Other analysts remain skeptical.
DA Davidson analyst Gil Luria lowered Coreweave to underperform on Thursday and took its $23 billion capital expenditure forecast for 2025, like it expects to have much less revenue (about $5 billion).
Luria told Yahoo Finance in an interview this week that Coreweave’s capital structure is “very risky” because the company uses debt financing, which is borrowing from its depreciation store NVIDIA NVIDIA HOPPER AI chips to buy more of the latest NVIDIA chips to keep the AI Data Data Data Center Market competitive. Luria said CoreWeave has a lot of debt – with about $12 billion in debt commitments, with high interest rates. Its interest expenses will only increase, jumping about 550% from last year to $264 million.
A Coreweave spokesperson told Yahoo Finance: “Coreweave’s capital expenditure and debt structure are strategically aligned with long-term, firm client contracts – clear evidence of strong demand signals it receives from its clients and provides strong revenue visibility and attractive unit economics for the company.”
CoreWeave also relies on only a few customers. In a document Thursday, it said 72% of its revenue came from Microsoft in the first quarter of 2025.
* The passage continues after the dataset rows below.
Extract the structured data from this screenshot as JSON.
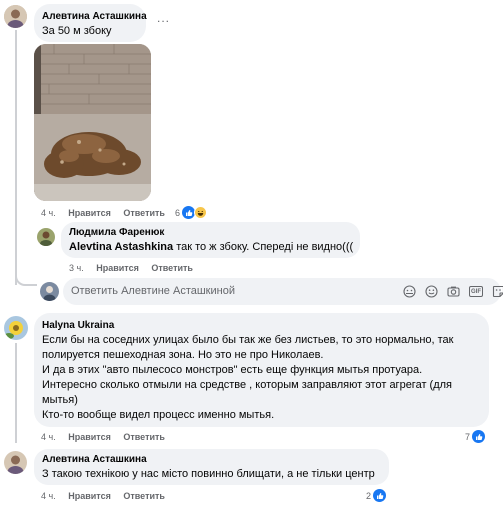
{
  "comments": [
    {
      "author": "Алевтина Асташкина",
      "text": "За 50 м збоку",
      "time": "4 ч.",
      "like_label": "Нравится",
      "reply_label": "Ответить",
      "reaction_count": "6",
      "more_label": "..."
    },
    {
      "author": "Людмила Фаренюк",
      "mention": "Alevtina Astashkina",
      "text": " так то ж збоку. Спереді не видно(((",
      "time": "3 ч.",
      "like_label": "Нравится",
      "reply_label": "Ответить"
    },
    {
      "author": "Halyna Ukraina",
      "lines": [
        "Если бы на соседних улицах было бы так же без листьев, то это нормально, так",
        "полируется пешеходная зона. Но это не про Николаев.",
        "И да в этих \"авто пылесосо монстров\" есть еще функция мытья протуара.",
        "Интересно сколько отмыли на средстве , которым заправляют этот агрегат (для",
        "мытья)",
        "Кто-то вообще видел процесс именно мытья."
      ],
      "time": "4 ч.",
      "like_label": "Нравится",
      "reply_label": "Ответить",
      "reaction_count": "7"
    },
    {
      "author": "Алевтина Асташкина",
      "text": "З такою технікою у нас місто повинно блищати, а не тільки центр",
      "time": "4 ч.",
      "like_label": "Нравится",
      "reply_label": "Ответить",
      "reaction_count": "2"
    }
  ],
  "reply_box": {
    "placeholder": "Ответить Алевтине Асташкиной",
    "gif_label": "GIF"
  },
  "colors": {
    "like_blue": "#1877f2",
    "bubble_bg": "#f0f2f5",
    "meta_gray": "#65676b"
  },
  "icons": [
    "like-icon",
    "haha-icon",
    "emoji-icon",
    "camera-icon",
    "gif-icon",
    "sticker-icon",
    "more-icon"
  ]
}
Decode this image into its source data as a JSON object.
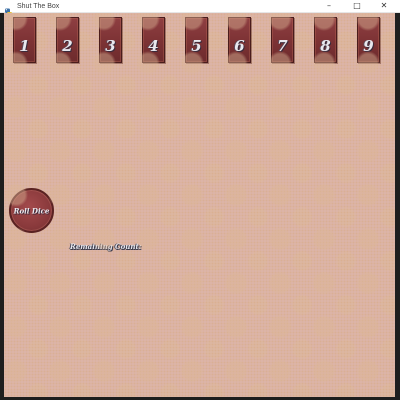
{
  "window": {
    "title": "Shut The Box",
    "app_icon": "python-icon",
    "minimize_label": "–",
    "maximize_label": "□",
    "close_label": "✕"
  },
  "board": {
    "background_color": "#ddb5ab",
    "tile_color": "#7c3234",
    "tiles": [
      "1",
      "2",
      "3",
      "4",
      "5",
      "6",
      "7",
      "8",
      "9"
    ]
  },
  "controls": {
    "roll_dice_label": "Roll Dice"
  },
  "status": {
    "remaining_label": "Remaining Count:"
  }
}
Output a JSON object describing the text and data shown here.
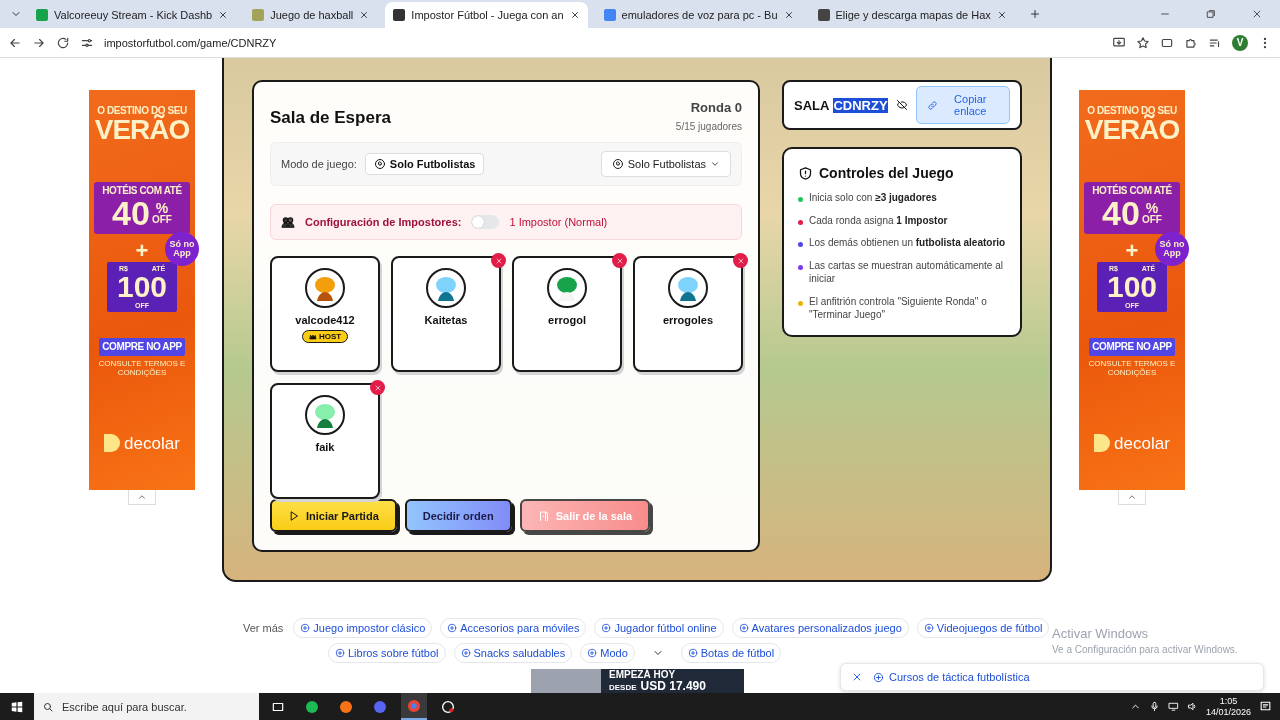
{
  "browser": {
    "tabs": [
      {
        "title": "Valcoreeuy Stream - Kick Dashb",
        "selected": false
      },
      {
        "title": "Juego de haxball",
        "selected": false
      },
      {
        "title": "Impostor Fútbol - Juega con an",
        "selected": true
      },
      {
        "title": "emuladores de voz para pc - Bu",
        "selected": false
      },
      {
        "title": "Elige y descarga mapas de Hax",
        "selected": false
      }
    ],
    "address": "impostorfutbol.com/game/CDNRZY",
    "profile_initial": "V"
  },
  "ads": [
    {
      "headline": "O DESTINO DO SEU",
      "big": "VERÃO",
      "offer": "HOTÉIS COM ATÉ",
      "percent": "40",
      "percent_sign": "%",
      "off": "OFF",
      "plus": "+",
      "currency": "R$",
      "upto": "ATÉ",
      "amount": "100",
      "off2": "OFF",
      "app_badge": "Só no App",
      "cta": "COMPRE NO APP",
      "terms": "CONSULTE TERMOS E CONDIÇÕES",
      "brand": "decolar"
    },
    {
      "headline": "O DESTINO DO SEU",
      "big": "VERÃO",
      "offer": "HOTÉIS COM ATÉ",
      "percent": "40",
      "percent_sign": "%",
      "off": "OFF",
      "plus": "+",
      "currency": "R$",
      "upto": "ATÉ",
      "amount": "100",
      "off2": "OFF",
      "app_badge": "Só no App",
      "cta": "COMPRE NO APP",
      "terms": "CONSULTE TERMOS E CONDIÇÕES",
      "brand": "decolar"
    }
  ],
  "waiting_room": {
    "title": "Sala de Espera",
    "round": "Ronda 0",
    "players_count": "5/15 jugadores",
    "mode_label": "Modo de juego:",
    "mode_chip": "Solo Futbolistas",
    "mode_select": "Solo Futbolistas",
    "impostor_label": "Configuración de Impostores:",
    "impostor_toggle": {
      "on": false
    },
    "impostor_value": "1 Impostor (Normal)",
    "players": [
      {
        "name": "valcode412",
        "badge": "HOST",
        "removable": false
      },
      {
        "name": "Kaitetas",
        "removable": true
      },
      {
        "name": "errogol",
        "removable": true
      },
      {
        "name": "errogoles",
        "removable": true
      },
      {
        "name": "faik",
        "removable": true
      }
    ],
    "buttons": [
      {
        "label": "Iniciar Partida",
        "kind": "start"
      },
      {
        "label": "Decidir orden",
        "kind": "order"
      },
      {
        "label": "Salir de la sala",
        "kind": "leave"
      }
    ]
  },
  "room_code": {
    "label": "SALA",
    "code": "CDNRZY",
    "highlighted": true,
    "copy_button": "Copiar enlace"
  },
  "controls": {
    "title": "Controles del Juego",
    "items": [
      {
        "text": "Inicia solo con  **≥3 jugadores**",
        "color": "#22c55e"
      },
      {
        "text": "Cada ronda asigna  **1 Impostor**",
        "color": "#e11d48"
      },
      {
        "text": "Los demás obtienen un  **futbolista aleatorio**",
        "color": "#4f46e5"
      },
      {
        "text": "Las cartas se muestran automáticamente al iniciar",
        "color": "#7c3aed"
      },
      {
        "text": "El anfitrión controla \"Siguiente Ronda\" o \"Terminar Juego\"",
        "color": "#eab308"
      }
    ]
  },
  "more": {
    "label": "Ver más",
    "rows": [
      {
        "chips": [
          "Juego impostor clásico",
          "Accesorios para móviles",
          "Jugador fútbol online",
          "Avatares personalizados juego",
          "Videojuegos de fútbol"
        ]
      },
      {
        "chips": [
          "Libros sobre fútbol",
          "Snacks saludables",
          "Modo",
          "Botas de fútbol"
        ]
      }
    ]
  },
  "bottom_ad": {
    "headline": "EMPEZÁ HOY",
    "from": "DESDE",
    "price": "USD 17.490"
  },
  "toast": {
    "text": "Cursos de táctica futbolística"
  },
  "activation": {
    "title": "Activar Windows",
    "subtitle": "Ve a Configuración para activar Windows."
  },
  "taskbar": {
    "search_placeholder": "Escribe aquí para buscar.",
    "time": "1:05",
    "date": "14/01/2026"
  }
}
Hedgeye Risk Management analyze Felix Wang, who holds a short position on the stock and said he has taken a financial beating because of that bet, said "the catch here is if the hyperscalers do at some point decide to do their own thing — whether it's Microsoft building their own data centers, AWS (Amazon (AMZN) Web Services) building their own data centers — or the hyperscalers decide to use more ASIC products and not use GPUs per se from nvidia. ”
ASIC products are custom AI chips produced by companies such as Broadcom (AVGO), which are different from NVIDIA's more general graphics processing unit.
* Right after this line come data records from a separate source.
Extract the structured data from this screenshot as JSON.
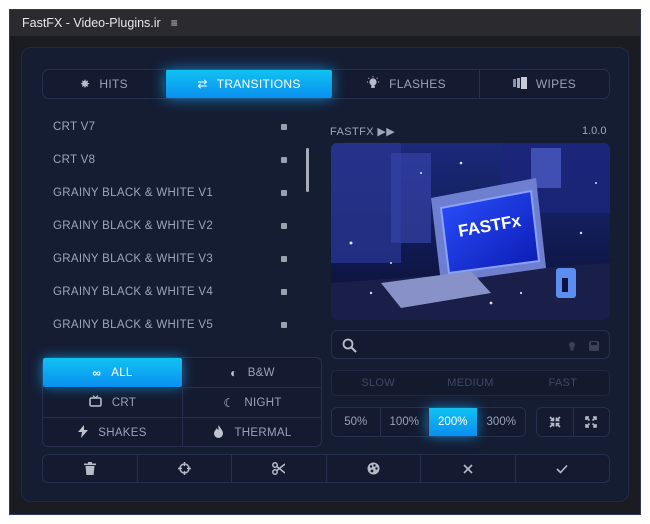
{
  "window": {
    "title": "FastFX - Video-Plugins.ir",
    "menu_icon": "hamburger-menu-icon"
  },
  "tabs": [
    {
      "label": "HITS",
      "icon": "burst-icon",
      "active": false
    },
    {
      "label": "TRANSITIONS",
      "icon": "swap-arrows-icon",
      "active": true
    },
    {
      "label": "FLASHES",
      "icon": "lightbulb-icon",
      "active": false
    },
    {
      "label": "WIPES",
      "icon": "wipe-icon",
      "active": false
    }
  ],
  "list": {
    "items": [
      "CRT V7",
      "CRT V8",
      "GRAINY BLACK & WHITE V1",
      "GRAINY BLACK & WHITE V2",
      "GRAINY BLACK & WHITE V3",
      "GRAINY BLACK & WHITE V4",
      "GRAINY BLACK & WHITE V5"
    ]
  },
  "preview": {
    "brand": "FASTFX ▶▶",
    "version": "1.0.0",
    "image_text": "FASTFx"
  },
  "search": {
    "placeholder": "",
    "value": ""
  },
  "categories": [
    {
      "label": "ALL",
      "icon": "infinity-icon",
      "active": true
    },
    {
      "label": "B&W",
      "icon": "half-circle-icon",
      "active": false
    },
    {
      "label": "CRT",
      "icon": "tv-icon",
      "active": false
    },
    {
      "label": "NIGHT",
      "icon": "moon-icon",
      "active": false
    },
    {
      "label": "SHAKES",
      "icon": "lightning-icon",
      "active": false
    },
    {
      "label": "THERMAL",
      "icon": "flame-icon",
      "active": false
    }
  ],
  "speed": [
    "SLOW",
    "MEDIUM",
    "FAST"
  ],
  "zoom": {
    "options": [
      "50%",
      "100%",
      "200%",
      "300%"
    ],
    "selected": "200%"
  },
  "bottom_actions": [
    "trash-icon",
    "crosshair-icon",
    "scissors-icon",
    "palette-icon",
    "close-icon",
    "check-icon"
  ],
  "colors": {
    "accent": "#0fb6f5",
    "panel": "#151d33",
    "text": "#9ea5b9"
  }
}
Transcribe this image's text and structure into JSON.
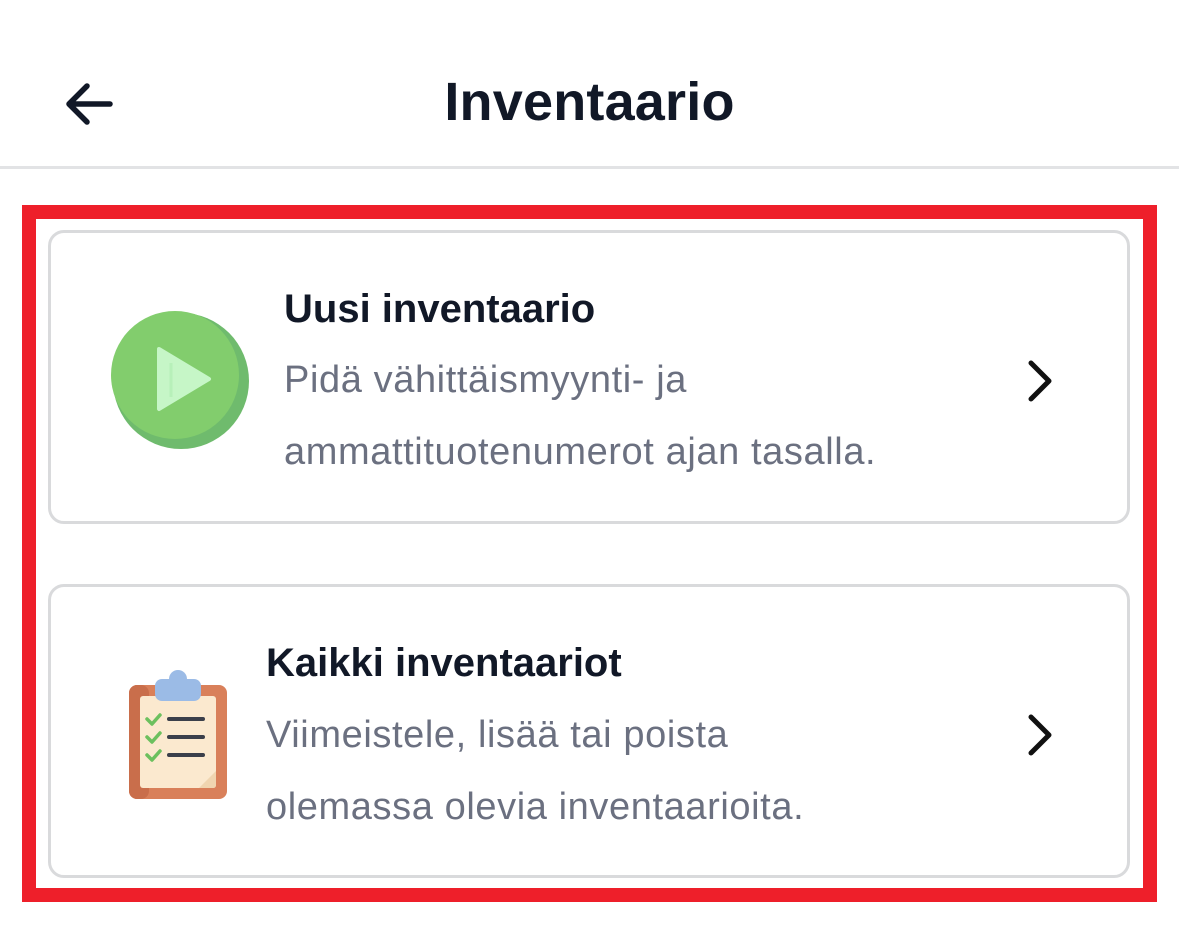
{
  "header": {
    "title": "Inventaario",
    "back_icon": "arrow-left-icon"
  },
  "highlight_color": "#ee1f2a",
  "cards": [
    {
      "title": "Uusi inventaario",
      "description": "Pidä vähittäismyynti- ja\nammattituotenumerot ajan tasalla.",
      "icon": "play-circle-icon",
      "icon_colors": [
        "#7ecb6c",
        "#64b66b",
        "#c5f5c8"
      ]
    },
    {
      "title": "Kaikki inventaariot",
      "description": "Viimeistele, lisää tai poista\nolemassa olevia inventaarioita.",
      "icon": "clipboard-checklist-icon",
      "icon_colors": [
        "#d9805a",
        "#fbe9cf",
        "#9bbbe6",
        "#6cc05e"
      ]
    }
  ]
}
Wang said Coreweave's reliance on Openai is becoming increasingly disturbing. According to a regulatory application from Coreweave to the U.S. Securities and Exchange Commission, Openai's commitment to Coreweave in May was to place an additional $4 billion in Coreweave's promise to Coreweave in March in a $11.9 billion deal announced with the company.
Openai lost money and relied on continuing to raise funds, it didn't have to fund Coreweave's $16 billion commitment or $19 billion commitment for the so-called Stargate AI data center project, which is reportedly working to get out of the situation. Wang also expressed concern that SoftBank, the biggest supporter of Openai, has a lot of debt.
Luria said Coreweave can only succeed if AI continues to soar at an “exponential” rate. This is a risk, as Big Tech is still figuring out how to monetize the technology and can eventually return the capabilities of AI data centers. And if Big Tech reduces this capability, companies may stop renting additional capacity from Coreweave outside of operating their own data centers.